Former UK health secretary Wes Streeting compared social media to tobacco and called for restrictions on its use by under-16s. The Academy of Medical Royal Colleges also linked the risks of unlimited social media and smartphone use to major public health campaigns.
Britain is now recasting the debate over age and identity checks online in medical terms. By framing the issue as a public health campaign in the style of the anti-tobacco fight, the government and its medical allies are changing the character of the debate.
The Starmer government also wants to speed up the process by relying on secondary legislation. In Britain, this refers to rules made by ministers or public bodies under powers granted by an act of Parliament, without every detail having to pass again through the full parliamentary process.
Protecting Children, Checking Everyone
The debate over social media, age limits and child protection is therefore no longer only a matter of platform regulation. It is increasingly being treated as a public health issue, moving it into other fields and under different areas of responsibility.
The starting point for the latest developments is the government consultation Growing Up in the Online World. More than half of the 132 doctors surveyed said they saw at least one case of social media-related health harm every week.
The consultation covered not only social networks, but also gaming platforms and AI chatbots. Age limits, restrictions on certain functions, possible time limits and curbs on particularly risky design features were all under discussion.
In practice, such controls can only be enforced if every user proves his age and identity. That brings universal age checks back to the center of the debate. Depending on the system, verification could take place through identity documents, credit cards, facial recognition, age-estimation tools or digital credentials.
Beyond Social Media
The Online Safety Act, which is intended to make the internet safer in Britain, already requires covered services to take effective steps to protect children. The new political debate broadens that approach. It no longer asks only which content should be kept away from children.

With the health argument, the question becomes which platforms, functions and forms of use should be open to children at all. The government consultation also refers to gaming services and AI chatbots. Other discussions extend to services that children are likely to be able to access. As a result, a growing number of providers could be required to build in age or access checks.

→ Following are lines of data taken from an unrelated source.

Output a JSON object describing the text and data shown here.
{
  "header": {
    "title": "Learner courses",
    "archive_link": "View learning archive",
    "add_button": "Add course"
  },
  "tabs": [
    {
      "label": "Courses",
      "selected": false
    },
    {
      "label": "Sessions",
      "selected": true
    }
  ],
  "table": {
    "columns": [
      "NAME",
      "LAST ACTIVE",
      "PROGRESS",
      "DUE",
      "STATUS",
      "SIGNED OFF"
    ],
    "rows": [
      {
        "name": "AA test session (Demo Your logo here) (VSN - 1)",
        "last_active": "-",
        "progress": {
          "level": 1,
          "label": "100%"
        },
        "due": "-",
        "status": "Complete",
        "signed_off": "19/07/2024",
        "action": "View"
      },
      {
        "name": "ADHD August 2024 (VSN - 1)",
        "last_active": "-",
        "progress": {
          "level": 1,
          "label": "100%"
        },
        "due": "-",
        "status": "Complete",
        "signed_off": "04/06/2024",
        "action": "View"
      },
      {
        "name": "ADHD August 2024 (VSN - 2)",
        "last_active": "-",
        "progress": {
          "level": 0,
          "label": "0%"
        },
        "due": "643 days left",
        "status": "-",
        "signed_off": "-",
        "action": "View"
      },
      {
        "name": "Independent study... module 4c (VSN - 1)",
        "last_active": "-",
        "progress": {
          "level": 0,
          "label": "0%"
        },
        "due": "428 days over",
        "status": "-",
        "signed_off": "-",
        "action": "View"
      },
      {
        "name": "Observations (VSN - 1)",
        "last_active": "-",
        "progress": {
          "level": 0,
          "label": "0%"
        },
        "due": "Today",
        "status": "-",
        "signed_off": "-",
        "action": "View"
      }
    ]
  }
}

Building a Control Infrastructure
The combination of health rhetoric, government consultation, existing powers under the Online Safety Act and technical age checks is new. It gives Britain’s debate over general online identity controls a different dimension. Under the logic of a public health campaign, the country is discussing technical systems that require users to verify their age and identity. In the name of child protection, an infrastructure is taking shape in which access to online services can be controlled by age, identity and function.
Britain is no longer discussing only online safety for children. Under the banner of child protection, it is creating a system in which every internet user can be checked by age, identity and access rights. To win broader public consent for such a system, the comparison with tobacco comes at just the right time.
Taken together, these developments give planned internet controls new momentum, because smoking, in the end, is not considered dangerous only for children.